Abril/23 Intervención del exrector de la UTP, exalcalde de Pereira y expresidente del Senado, Juan Guillermo Angel Mejía, en el Foro Democracia, Autonomía y Buen Gobierno, realizado por esa Universidad y su análisis del modelo de gobernabilidad de la universidad pública.

El Consejo Superior de la Universidad Tecnológica de Pereira ha decidido convocar a dos foros para que la institución, de cara a la ciudad y a todo aquel que quiera enterarse y participar,  analice la manera de seleccionar a la mejor persona como representante legal de este ente de derecho público, creado por la ley y gracias al esfuerzo y trabajo de esta ciudad.

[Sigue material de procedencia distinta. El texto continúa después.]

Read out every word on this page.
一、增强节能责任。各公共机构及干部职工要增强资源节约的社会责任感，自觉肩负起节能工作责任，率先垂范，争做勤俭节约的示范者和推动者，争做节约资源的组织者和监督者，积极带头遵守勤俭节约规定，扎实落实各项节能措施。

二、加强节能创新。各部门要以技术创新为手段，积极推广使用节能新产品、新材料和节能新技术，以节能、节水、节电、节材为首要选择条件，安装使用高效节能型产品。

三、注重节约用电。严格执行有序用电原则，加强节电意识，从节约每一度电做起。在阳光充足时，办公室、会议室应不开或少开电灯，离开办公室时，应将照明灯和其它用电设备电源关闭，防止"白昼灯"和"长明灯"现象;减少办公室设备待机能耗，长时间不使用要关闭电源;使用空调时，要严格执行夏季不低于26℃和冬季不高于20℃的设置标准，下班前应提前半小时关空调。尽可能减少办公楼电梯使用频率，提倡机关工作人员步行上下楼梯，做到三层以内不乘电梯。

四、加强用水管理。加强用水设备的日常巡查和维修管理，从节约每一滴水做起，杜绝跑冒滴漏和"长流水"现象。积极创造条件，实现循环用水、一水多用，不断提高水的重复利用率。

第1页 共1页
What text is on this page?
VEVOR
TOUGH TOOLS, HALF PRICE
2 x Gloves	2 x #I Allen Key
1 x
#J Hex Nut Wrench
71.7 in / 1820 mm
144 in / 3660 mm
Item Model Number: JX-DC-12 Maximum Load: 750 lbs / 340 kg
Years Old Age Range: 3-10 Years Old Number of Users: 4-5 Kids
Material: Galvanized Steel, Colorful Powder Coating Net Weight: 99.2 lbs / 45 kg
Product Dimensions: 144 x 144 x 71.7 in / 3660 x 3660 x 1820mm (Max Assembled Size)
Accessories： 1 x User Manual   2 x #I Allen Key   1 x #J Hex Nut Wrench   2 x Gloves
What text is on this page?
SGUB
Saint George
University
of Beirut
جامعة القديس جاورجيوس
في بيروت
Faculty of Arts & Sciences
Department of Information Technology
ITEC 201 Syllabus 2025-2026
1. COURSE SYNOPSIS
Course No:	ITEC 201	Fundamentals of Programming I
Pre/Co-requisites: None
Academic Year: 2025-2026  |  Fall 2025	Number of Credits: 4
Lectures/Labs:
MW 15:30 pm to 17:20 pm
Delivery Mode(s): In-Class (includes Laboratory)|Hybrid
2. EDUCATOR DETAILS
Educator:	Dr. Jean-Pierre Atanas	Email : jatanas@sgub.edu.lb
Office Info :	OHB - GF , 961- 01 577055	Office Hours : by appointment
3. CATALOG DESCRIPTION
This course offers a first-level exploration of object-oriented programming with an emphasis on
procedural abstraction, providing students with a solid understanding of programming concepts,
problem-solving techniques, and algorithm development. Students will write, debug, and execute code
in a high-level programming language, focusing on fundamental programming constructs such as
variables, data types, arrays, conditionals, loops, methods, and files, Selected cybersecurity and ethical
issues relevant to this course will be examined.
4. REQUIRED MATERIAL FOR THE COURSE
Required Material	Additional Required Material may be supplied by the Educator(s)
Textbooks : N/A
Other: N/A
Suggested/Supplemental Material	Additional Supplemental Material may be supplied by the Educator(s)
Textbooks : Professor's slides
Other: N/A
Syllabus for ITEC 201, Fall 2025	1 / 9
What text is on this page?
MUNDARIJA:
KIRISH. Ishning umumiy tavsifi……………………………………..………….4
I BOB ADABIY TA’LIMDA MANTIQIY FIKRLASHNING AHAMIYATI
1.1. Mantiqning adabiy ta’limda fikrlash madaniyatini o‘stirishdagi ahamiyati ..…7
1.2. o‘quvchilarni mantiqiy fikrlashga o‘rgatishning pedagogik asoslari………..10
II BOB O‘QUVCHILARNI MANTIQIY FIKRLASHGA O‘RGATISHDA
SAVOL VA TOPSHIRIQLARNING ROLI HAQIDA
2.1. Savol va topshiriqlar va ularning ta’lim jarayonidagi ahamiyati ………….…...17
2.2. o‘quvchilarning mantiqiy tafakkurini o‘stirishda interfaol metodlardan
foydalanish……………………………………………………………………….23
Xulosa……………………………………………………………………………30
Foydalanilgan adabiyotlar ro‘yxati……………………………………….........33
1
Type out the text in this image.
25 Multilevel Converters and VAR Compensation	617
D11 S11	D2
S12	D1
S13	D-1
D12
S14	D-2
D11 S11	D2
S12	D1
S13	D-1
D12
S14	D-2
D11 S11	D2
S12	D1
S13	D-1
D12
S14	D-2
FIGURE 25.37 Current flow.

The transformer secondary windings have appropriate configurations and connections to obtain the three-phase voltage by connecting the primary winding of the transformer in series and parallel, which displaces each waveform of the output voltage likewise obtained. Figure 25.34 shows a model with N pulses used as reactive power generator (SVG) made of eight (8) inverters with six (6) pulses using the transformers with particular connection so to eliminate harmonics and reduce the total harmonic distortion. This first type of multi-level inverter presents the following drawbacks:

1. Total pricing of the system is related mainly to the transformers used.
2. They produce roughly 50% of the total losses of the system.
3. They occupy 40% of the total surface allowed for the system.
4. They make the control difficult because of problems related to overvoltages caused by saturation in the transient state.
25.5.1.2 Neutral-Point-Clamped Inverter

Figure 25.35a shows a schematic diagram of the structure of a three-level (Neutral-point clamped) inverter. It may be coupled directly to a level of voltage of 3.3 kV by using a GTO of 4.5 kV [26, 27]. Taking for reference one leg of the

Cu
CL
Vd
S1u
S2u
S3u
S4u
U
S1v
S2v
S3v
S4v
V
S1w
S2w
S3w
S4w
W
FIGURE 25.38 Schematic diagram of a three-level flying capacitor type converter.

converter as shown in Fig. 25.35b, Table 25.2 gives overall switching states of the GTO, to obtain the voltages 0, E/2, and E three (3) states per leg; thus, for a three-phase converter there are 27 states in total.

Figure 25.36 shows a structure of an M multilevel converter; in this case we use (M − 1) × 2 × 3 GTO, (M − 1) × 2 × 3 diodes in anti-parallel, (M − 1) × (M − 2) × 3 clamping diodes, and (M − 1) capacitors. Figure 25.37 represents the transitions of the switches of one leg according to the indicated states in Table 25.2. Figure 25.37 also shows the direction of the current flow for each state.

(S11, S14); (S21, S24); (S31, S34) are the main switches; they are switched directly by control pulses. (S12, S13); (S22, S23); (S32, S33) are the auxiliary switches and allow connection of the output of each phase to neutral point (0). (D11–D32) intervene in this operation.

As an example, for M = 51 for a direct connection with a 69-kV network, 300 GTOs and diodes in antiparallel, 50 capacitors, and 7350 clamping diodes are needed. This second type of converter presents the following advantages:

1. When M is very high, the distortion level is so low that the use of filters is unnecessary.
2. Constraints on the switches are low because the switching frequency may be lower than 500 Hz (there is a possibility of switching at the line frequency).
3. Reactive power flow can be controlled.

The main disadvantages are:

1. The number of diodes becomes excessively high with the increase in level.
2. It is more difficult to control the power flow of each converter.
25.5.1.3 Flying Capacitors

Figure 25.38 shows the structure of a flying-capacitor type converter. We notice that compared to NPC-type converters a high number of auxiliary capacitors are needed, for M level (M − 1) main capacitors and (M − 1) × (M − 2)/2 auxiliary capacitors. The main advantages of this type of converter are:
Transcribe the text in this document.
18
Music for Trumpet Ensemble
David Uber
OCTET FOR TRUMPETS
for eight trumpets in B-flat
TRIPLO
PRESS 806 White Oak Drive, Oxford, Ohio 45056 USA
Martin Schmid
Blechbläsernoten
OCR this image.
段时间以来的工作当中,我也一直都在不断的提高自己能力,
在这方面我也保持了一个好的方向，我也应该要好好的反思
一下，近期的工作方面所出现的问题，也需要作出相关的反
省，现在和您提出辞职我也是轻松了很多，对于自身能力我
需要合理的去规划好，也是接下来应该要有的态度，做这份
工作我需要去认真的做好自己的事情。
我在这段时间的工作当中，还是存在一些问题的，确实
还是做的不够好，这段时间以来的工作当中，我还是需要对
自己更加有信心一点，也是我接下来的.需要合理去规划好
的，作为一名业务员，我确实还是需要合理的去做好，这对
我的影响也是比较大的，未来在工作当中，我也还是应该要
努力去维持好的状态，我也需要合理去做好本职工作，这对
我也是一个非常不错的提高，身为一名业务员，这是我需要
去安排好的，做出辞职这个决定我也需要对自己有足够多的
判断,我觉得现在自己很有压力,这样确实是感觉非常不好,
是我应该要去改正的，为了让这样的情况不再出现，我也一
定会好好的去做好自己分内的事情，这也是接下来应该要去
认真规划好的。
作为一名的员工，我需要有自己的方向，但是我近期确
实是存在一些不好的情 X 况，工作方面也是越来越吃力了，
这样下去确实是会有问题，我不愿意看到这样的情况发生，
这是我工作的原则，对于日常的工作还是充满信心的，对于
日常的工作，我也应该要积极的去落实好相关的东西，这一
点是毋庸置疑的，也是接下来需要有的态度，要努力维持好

La Universidad, en solo 60 años, ha llegado a ser una de las instituciones de educación superior mejor calificada en Colombia, orgullosa de ser reconocida como de alta calidad, no solo en nuestro país sino en el concierto internacional, todo ello gracias a un manejo acertado por parte de los entes de gobierno de la entidad, donde además de la cabeza administrativa, hay una efectiva participación de toda la comunidad, como son los consejos que se ocupan de la parte académica, de los que se dedican a la investigación, de los encargados del bienestar universitario, de quienes se ocupan del manejo financiero y de compras, de la gente de mantenimiento y sostenimiento, de una correcta planificación y formulación de las metas y planes de desarrollo, concertados y construidos como resultado de un esfuerzo amplio de participación y consultas con todos los estamentos, en fin de todo aquello inherente a una entidad tan grande y poderosa como la nuestra.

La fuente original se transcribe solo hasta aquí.